UNE vieille dame presque tricentenaire — elle est née en 1680 --vient de recevoir une extraordinaire cure de jouvence : après vingt-sept mois de travaux, qui auront coûté 65 millions de francs, la très vénérable Comédie-Française, conservatoire de notre patrimoine théâtral, est devenue l'un des théâtres les plus modernes du monde. Si la salle, avec ses velours rouges et ses ors, a gardé le visage classique qui sied au temple de la tradition, le plus remarquable est sans doute ce qui ne se voit pas : une machinerie commandée électriquement, des installations de climatisation, une insonorisation parfaite de la salle, un jeu d'orgue muni de calculateurs permettant de programmer les jeux de lumières les plus complexes. Luxe inutile ? Certainement pas. D'abord parce que les spectateurs, habitués aux salles de spectacle d'aujourd'hui, sont beaucoup plus exigeants. Et aussi parce que les mises en scène actuelles requièrent un matériel perfectionné... et beaucoup plus de travail qu'autrefois, car elles nécessitent de nombreuses répétitions. « En 1930, a coutume de dire Pierre Dux, l'administrateur général, on donnait à la Comédie-Française cent cinquante pièces par an. Aujourd'hui, on en donne quinze, et encore dans deux salles, au Palais-Royal et à l'Odéon. » C'est avouer combien cette modernisation était indispensable, et c'est une décision que Pierre Dux, dès sa nomination en 1970, n'avait eu aucun mal à faire admettre à Georges Pompidou et à Maurice Druon, ministre des Affaires culturelles, qui obtint les crédits nécessaires en 1972. Et le 4 novembre, le Président de la République et Mme Giscard d'Estaing, Mmes Simone Veil et Françoise Giroud, au milieu d'un public choisi où l'on reconnaissait la princesse Grace de Monaco et la Begum, ont assisté à la première représentation dans cette Comédie-Française rénovée.

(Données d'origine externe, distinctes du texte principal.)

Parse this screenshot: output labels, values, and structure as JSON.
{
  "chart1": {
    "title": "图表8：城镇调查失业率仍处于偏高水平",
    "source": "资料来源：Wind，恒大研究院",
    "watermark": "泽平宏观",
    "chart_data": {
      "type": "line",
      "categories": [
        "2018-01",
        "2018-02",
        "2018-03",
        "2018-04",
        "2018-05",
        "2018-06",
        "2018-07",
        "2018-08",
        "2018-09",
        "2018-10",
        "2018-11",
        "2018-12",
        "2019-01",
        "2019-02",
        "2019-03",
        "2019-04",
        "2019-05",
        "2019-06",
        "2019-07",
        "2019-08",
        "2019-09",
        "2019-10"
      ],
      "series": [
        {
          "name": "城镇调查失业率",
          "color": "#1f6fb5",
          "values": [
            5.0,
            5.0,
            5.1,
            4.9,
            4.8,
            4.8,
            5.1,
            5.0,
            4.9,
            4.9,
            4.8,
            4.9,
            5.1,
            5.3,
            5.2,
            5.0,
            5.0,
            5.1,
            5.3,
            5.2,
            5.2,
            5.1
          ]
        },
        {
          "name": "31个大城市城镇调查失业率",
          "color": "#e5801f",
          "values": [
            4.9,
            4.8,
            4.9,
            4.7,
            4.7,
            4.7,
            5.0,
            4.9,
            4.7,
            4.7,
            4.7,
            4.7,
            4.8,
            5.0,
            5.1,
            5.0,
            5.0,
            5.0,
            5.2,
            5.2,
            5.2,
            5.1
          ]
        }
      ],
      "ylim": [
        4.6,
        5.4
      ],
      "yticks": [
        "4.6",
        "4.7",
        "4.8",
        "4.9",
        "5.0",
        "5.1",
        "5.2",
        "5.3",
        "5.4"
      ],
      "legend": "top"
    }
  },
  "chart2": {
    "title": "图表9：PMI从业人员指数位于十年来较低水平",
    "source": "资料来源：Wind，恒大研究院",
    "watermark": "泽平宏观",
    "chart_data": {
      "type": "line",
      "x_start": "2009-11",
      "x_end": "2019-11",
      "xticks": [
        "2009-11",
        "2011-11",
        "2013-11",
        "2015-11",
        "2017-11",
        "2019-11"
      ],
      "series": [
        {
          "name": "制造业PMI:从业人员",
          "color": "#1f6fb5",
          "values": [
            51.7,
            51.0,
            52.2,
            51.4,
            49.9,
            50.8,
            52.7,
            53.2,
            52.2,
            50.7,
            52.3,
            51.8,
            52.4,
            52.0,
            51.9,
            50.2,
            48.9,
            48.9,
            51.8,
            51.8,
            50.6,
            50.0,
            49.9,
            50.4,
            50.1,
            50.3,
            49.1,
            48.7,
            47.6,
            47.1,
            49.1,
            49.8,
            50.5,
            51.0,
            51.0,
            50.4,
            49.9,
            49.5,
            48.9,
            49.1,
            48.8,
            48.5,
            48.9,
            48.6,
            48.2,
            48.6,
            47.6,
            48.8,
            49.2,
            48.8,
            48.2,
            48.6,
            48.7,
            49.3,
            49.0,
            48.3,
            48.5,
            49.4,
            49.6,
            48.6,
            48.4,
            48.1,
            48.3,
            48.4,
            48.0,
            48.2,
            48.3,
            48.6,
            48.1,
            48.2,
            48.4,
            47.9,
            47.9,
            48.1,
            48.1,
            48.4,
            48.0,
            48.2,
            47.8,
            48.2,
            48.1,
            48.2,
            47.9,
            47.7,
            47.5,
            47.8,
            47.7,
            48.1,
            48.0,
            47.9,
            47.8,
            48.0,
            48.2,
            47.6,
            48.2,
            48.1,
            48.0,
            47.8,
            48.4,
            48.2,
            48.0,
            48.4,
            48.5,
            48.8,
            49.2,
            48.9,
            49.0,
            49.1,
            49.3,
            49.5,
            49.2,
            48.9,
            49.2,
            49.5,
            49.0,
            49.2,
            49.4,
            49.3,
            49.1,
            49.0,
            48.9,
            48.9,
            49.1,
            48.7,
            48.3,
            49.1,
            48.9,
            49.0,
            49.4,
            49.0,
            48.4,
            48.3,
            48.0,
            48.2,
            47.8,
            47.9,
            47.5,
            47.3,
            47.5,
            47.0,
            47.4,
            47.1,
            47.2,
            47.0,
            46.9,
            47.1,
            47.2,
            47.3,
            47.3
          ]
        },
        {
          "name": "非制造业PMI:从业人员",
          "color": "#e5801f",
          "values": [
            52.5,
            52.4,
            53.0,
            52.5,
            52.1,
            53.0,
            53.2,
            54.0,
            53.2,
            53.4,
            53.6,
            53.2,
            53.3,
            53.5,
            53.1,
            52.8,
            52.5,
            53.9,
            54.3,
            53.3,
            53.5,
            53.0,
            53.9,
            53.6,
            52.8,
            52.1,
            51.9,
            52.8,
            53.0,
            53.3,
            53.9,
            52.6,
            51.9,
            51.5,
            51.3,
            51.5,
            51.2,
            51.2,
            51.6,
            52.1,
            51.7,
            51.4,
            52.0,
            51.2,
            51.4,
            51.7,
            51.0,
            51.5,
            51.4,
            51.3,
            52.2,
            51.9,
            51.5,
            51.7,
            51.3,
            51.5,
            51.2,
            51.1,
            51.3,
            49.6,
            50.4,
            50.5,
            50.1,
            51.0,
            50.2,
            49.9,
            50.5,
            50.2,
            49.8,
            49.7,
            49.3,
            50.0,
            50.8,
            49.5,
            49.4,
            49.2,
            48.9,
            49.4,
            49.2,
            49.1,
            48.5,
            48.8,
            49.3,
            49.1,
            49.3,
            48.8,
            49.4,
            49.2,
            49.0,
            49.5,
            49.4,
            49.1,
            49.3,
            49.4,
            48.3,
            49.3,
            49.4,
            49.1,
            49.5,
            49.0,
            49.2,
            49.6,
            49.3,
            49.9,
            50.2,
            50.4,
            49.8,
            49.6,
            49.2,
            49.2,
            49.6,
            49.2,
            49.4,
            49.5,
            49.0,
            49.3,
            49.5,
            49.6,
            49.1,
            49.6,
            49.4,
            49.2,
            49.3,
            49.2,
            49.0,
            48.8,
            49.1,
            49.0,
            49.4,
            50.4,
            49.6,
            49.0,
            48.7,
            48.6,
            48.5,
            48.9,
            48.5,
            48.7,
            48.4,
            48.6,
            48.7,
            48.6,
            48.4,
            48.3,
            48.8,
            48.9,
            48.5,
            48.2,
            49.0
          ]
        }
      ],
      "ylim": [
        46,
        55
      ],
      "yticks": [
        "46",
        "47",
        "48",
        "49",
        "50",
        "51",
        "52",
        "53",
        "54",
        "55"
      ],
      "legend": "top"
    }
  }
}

A théâtre nouveau, pièce nouvelle, serait-on tenté de dire. Et ce n'est pas inexact : Lorenzaccio n'avait pas été repris au Palais-Royal depuis 1935. Peut-être y était-on un peu jaloux de l'inoubliable interprétation qu'en avait donné Gérard Philipe au T.N.P. ? En tout cas, le choix de Pierre Dux était mûrement réfléchi : si la pièce est l'une des plus belles de notre répertoire théâtral, elle est aussi le chef-d'oeuvre du plus jeune de nos poètes, Alfred de Musset, qui l'écrivit à vingt-quatre ans. Pour la mise en scène, Pierre Dux a fait appel à Franco Zeffirelli, dont personne n'a oublié, au cinéma, La Mégère apprivoisée et Roméo et Juliette. Longtemps directeur artistique des films de Luchino Visconti, c'est un spécialiste de Shakespeare. C'est aussi un homme qui a toujours été fasciné par une période de la vie, celle où la jeunesse, avec ses idéaux, se trouve confrontée aux réalités du monde, et par une période de l'Histoire : la Renaissance. Voilà pourquoi Zeffirelli avoue avoir comblé là un de ses voeux les plus chers : mettre en scène l'une des oeuvres qu'il admire le plus, avec la troupe de comédiens qu'il considère comme la meilleure du monde. Un jugement que partagent pleinement tous ceux qui ont vu Jean-Luc Boutté, Geneviève Casile et Claude Rich —pour ne citer qu'eux — nous faire sentir si profondément l'éternelle jeunesse d'Alfred de Musset et de cette authentique grande dame qu'est notre Comédie-Française.